C’était un tempérament, c'était une âme d’élite.

Mais l'heure du triomphe a sonné — Lalo a connu la gloire, la pure gloire, et son dernier chef-d’œuvre, le Roi d’Ys, était applaudi à Paris pour la cent-soixantième fois, comme il le sera longtemps, partout et toujours, à l'heure même où notre pauvre cher ami quittait cette vie qui lui avait fait payer chèrement quelques années de bonheur et de calme si grandement mérités.

Qui de nous n'a pu apprécier dans les œuvres de Lalo sa personnalité énergique et tendre à la fois ! qui de nous ne se souvient de cet ami d'une si parfaite bienveillance et d'une distinction si exquise !

Lalo comptera parmi les compositeurs français dont nous devons être fiers, parce que sa musique tantôt élégante ou étincelante, tantôt dramatique ou élégiaque est toujours de la véritable musique de Lalo.

Il était né à Lille ; il est mort à Paris. Français il était donc d'origine, Français aussi il avait su rester dans ses œuvres et ce sera sa gloire et la nôtre.

Au nom de tous ses confrères, au nom de ce public qui l'a acclamé et l'acclamera toujours, j'adresse à Édouard Lalo un suprême adieu.

 

(le Ménestrel, 01 mai 1892)

 

 

 

 

 

Edouard Lalo

 

 

 

Victor-Antoine-Edouard Lalo naquit à Lille, le 27 janvier 1823, d'une famille d'origine espagnole pure, établie dans les Flandres depuis le temps de la conquête. Comme son grand-père, officier de la Grande-Armée, chevauchant le sabre en main sur les champs de bataille de l'Europe ; ainsi que ses lointains aïeux, partant à bord de leurs caravelles à la recherche de mondes nouveaux, Edouard Lalo, lui aussi, fut un Conquistador. Noble, pure, hautaine figure d'artiste, il se lança éperdument et sans défaillances à la poursuite du Beau, et ce n'est pas un mince éloge de dire que, souvent, il réussit à l'atteindre. Avec Alexis de Castillon, avec César Franck, et avec M. Camille Saint-Saëns, Edouard Lalo fut en France, l'un des promoteurs de ce mouvement auquel nous devons l'épanouissement actuel de notre école musicale. Dans le cadre sévère de la symphonie, il apportait des qualités de grâce, de finesse, d'abandon et de clarté, alliées à une fougue rythmique et à un éclat sonore qui, malgré des développements parfois trop considérables, donnent à son style une saveur particulière.

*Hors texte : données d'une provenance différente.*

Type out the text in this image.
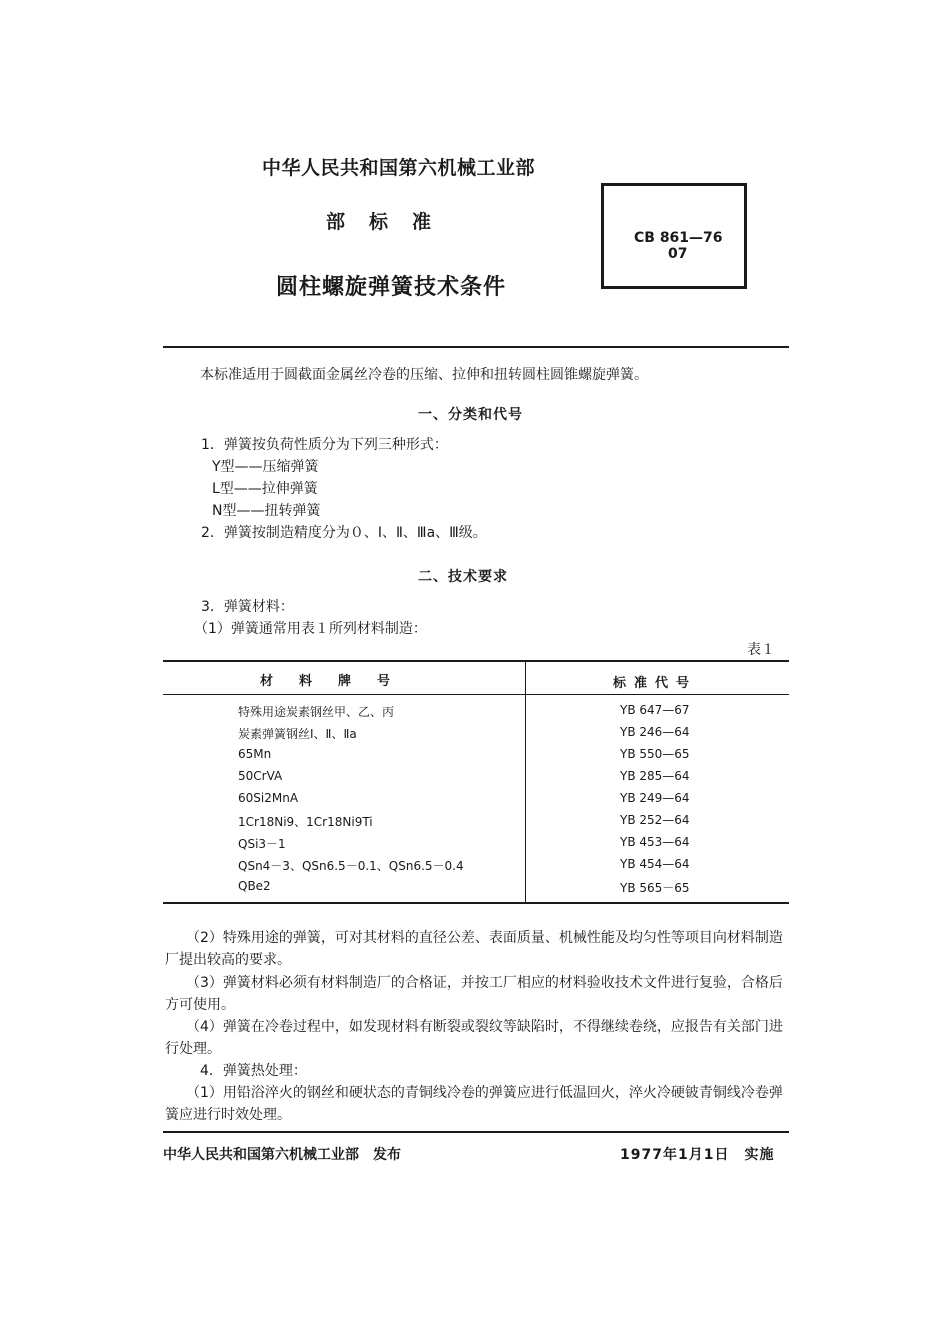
中华人民共和国第六机械工业部
部标准
圆柱螺旋弹簧技术条件
CB 861—76
07
本标准适用于圆截面金属丝冷卷的压缩、拉伸和扭转圆柱圆锥螺旋弹簧。
一、分类和代号
1．弹簧按负荷性质分为下列三种形式：
Y型——压缩弹簧
L型——拉伸弹簧
N型——扭转弹簧
2．弹簧按制造精度分为０、Ⅰ、Ⅱ、Ⅲa、Ⅲ级。
二、技术要求
3．弹簧材料：
（1）弹簧通常用表１所列材料制造：
表１
材料牌号	标准代号
特殊用途炭素钢丝甲、乙、丙	YB 647—67
炭素弹簧钢丝Ⅰ、Ⅱ、Ⅱa	YB 246—64
65Mn	YB 550—65
50CrVA	YB 285—64
60Si2MnA	YB 249—64
1Cr18Ni9、1Cr18Ni9Ti	YB 252—64
QSi3－1	YB 453—64
QSn4－3、QSn6.5－0.1、QSn6.5－0.4	YB 454—64
QBe2	YB 565－65
（2）特殊用途的弹簧，可对其材料的直径公差、表面质量、机械性能及均匀性等项目向材料制造
厂提出较高的要求。
（3）弹簧材料必须有材料制造厂的合格证，并按工厂相应的材料验收技术文件进行复验，合格后
方可使用。
（4）弹簧在冷卷过程中，如发现材料有断裂或裂纹等缺陷时，不得继续卷绕，应报告有关部门进
行处理。
4．弹簧热处理：
（1）用铅浴淬火的钢丝和硬状态的青铜线冷卷的弹簧应进行低温回火，淬火冷硬铍青铜线冷卷弹
簧应进行时效处理。
中华人民共和国第六机械工业部　发布	1977年1月1日　实施
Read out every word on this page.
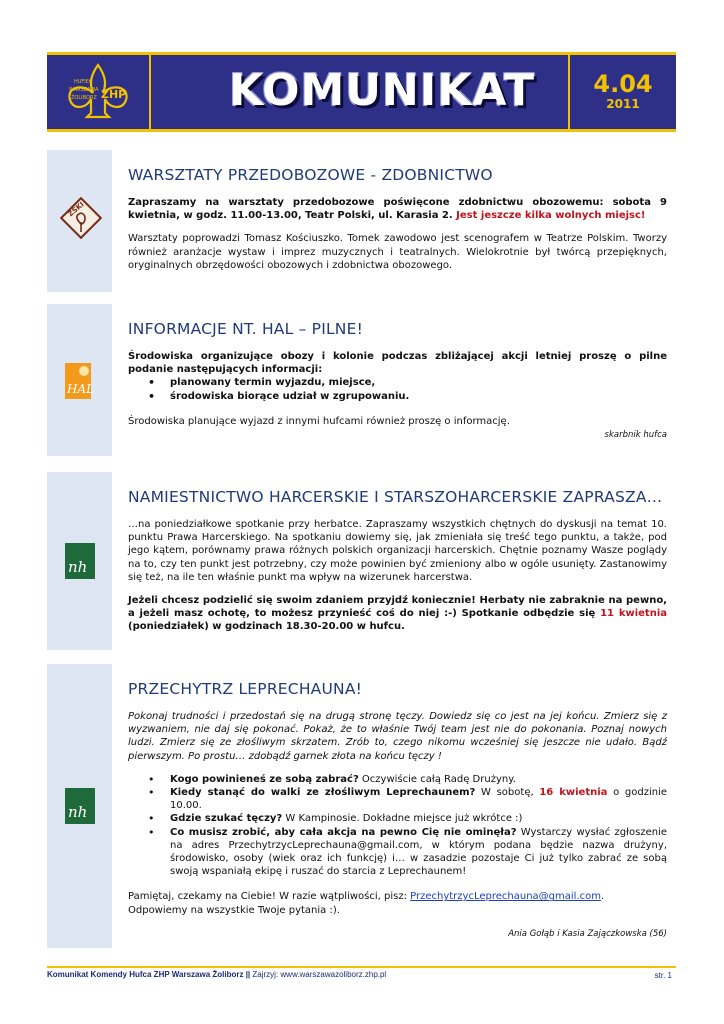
HUFIEC
WARSZAWA
ŻOLIBORZ ZHP	KOMUNIKAT	4.04
2011
ZSKI
WARSZTATY PRZEDOBOZOWE - ZDOBNICTWO
Zapraszamy na warsztaty przedobozowe poświęcone zdobnictwu obozowemu: sobota 9 kwietnia, w godz. 11.00-13.00, Teatr Polski, ul. Karasia 2. Jest jeszcze kilka wolnych miejsc!
Warsztaty poprowadzi Tomasz Kościuszko. Tomek zawodowo jest scenografem w Teatrze Polskim. Tworzy również aranżacje wystaw i imprez muzycznych i teatralnych. Wielokrotnie był twórcą przepięknych, oryginalnych obrzędowości obozowych i zdobnictwa obozowego.
HAL
INFORMACJE NT. HAL – PILNE!
Środowiska organizujące obozy i kolonie podczas zbliżającej akcji letniej proszę o pilne podanie następujących informacji:
• planowany termin wyjazdu, miejsce,
• środowiska biorące udział w zgrupowaniu.
Środowiska planujące wyjazd z innymi hufcami również proszę o informację.
skarbnik hufca
nh
NAMIESTNICTWO HARCERSKIE I STARSZOHARCERSKIE ZAPRASZA…
…na poniedziałkowe spotkanie przy herbatce. Zapraszamy wszystkich chętnych do dyskusji na temat 10. punktu Prawa Harcerskiego. Na spotkaniu dowiemy się, jak zmieniała się treść tego punktu, a także, pod jego kątem, porównamy prawa różnych polskich organizacji harcerskich. Chętnie poznamy Wasze poglądy na to, czy ten punkt jest potrzebny, czy może powinien być zmieniony albo w ogóle usunięty. Zastanowimy się też, na ile ten właśnie punkt ma wpływ na wizerunek harcerstwa.
Jeżeli chcesz podzielić się swoim zdaniem przyjdź koniecznie! Herbaty nie zabraknie na pewno, a jeżeli masz ochotę, to możesz przynieść coś do niej :-) Spotkanie odbędzie się 11 kwietnia (poniedziałek) w godzinach 18.30-20.00 w hufcu.
nh
PRZECHYTRZ LEPRECHAUNA!
Pokonaj trudności i przedostań się na drugą stronę tęczy. Dowiedz się co jest na jej końcu. Zmierz się z wyzwaniem, nie daj się pokonać. Pokaż, że to właśnie Twój team jest nie do pokonania. Poznaj nowych ludzi. Zmierz się ze złośliwym skrzatem. Zrób to, czego nikomu wcześniej się jeszcze nie udało. Bądź pierwszym. Po prostu… zdobądź garnek złota na końcu tęczy !
• Kogo powinieneś ze sobą zabrać? Oczywiście całą Radę Drużyny.
• Kiedy stanąć do walki ze złośliwym Leprechaunem? W sobotę, 16 kwietnia o godzinie 10.00.
• Gdzie szukać tęczy? W Kampinosie. Dokładne miejsce już wkrótce :)
• Co musisz zrobić, aby cała akcja na pewno Cię nie ominęła? Wystarczy wysłać zgłoszenie na adres PrzechytrzycLeprechauna@gmail.com, w którym podana będzie nazwa drużyny, środowisko, osoby (wiek oraz ich funkcję) i… w zasadzie pozostaje Ci już tylko zabrać ze sobą swoją wspaniałą ekipę i ruszać do starcia z Leprechaunem!
Pamiętaj, czekamy na Ciebie! W razie wątpliwości, pisz: PrzechytrzycLeprechauna@gmail.com.
Odpowiemy na wszystkie Twoje pytania :).
Ania Gołąb i Kasia Zajączkowska (56)
Komunikat Komendy Hufca ZHP Warszawa Żoliborz || Zajrzyj: www.warszawazoliborz.zhp.pl	str. 1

Ces qualités, il les devait sans doute à sa race, tandis que son goût pour la musique symphonique semble bien lui avoir été inculqué par son premier maître, un violoncelliste allemand, nommé Baumann, qui avait joué à Vienne sous la direction de Beethoven. Tout en recevant une instruction générale excellente, Edouard Lalo travailla donc, au Conservatoire de Lille, le violon et l'harmonie. A Paris, où il arrive en 1839, il entre au Conservatoire, dans la classe de violon d'Habeneck, et étudie la composition auprès du pianiste Schuloff et d'un musicien, du nom de Crèvecœur, second prix de Rome de 1847. Les nécessités matérielles obligèrent ensuite Edouard Lalo à tenir — dès leur fondation en 1855 — la partie d'alto dans les séances de musique de chambre d'Armingaud et Léon Jacquard. Cependant le jeune musicien s'était mis, vers 1845, à composer, et il avait déjà publié quelques mélodies dans le goût de l'époque : l'Adieu au Désert et l'Ombre de Dieu en 1848, et, en 1849, le Novice et Six Romances populaires de Béranger. Mais, aux environs de 1855, il ne tarda pas à produire plusieurs œuvres de musique de chambre d'une tout autre valeur. La mode n'étant pas à ce genre, Edouard Lalo ne connut point alors le succès. Peu encouragé par ces débuts, il renonce momentanément à écrire. Il cesse de composer pendant environ sept à huit ans, et ne reprend la plume qu'en 1865, année qui fut celle de son mariage. Le 5 juillet 1865, en effet, Edouard Lalo épousait mademoiselle Bernier de Maligny, qui fit applaudir fréquemment, par la suite, sa belle voix de contralto, en interprétant dans les concerts les œuvres de son mari.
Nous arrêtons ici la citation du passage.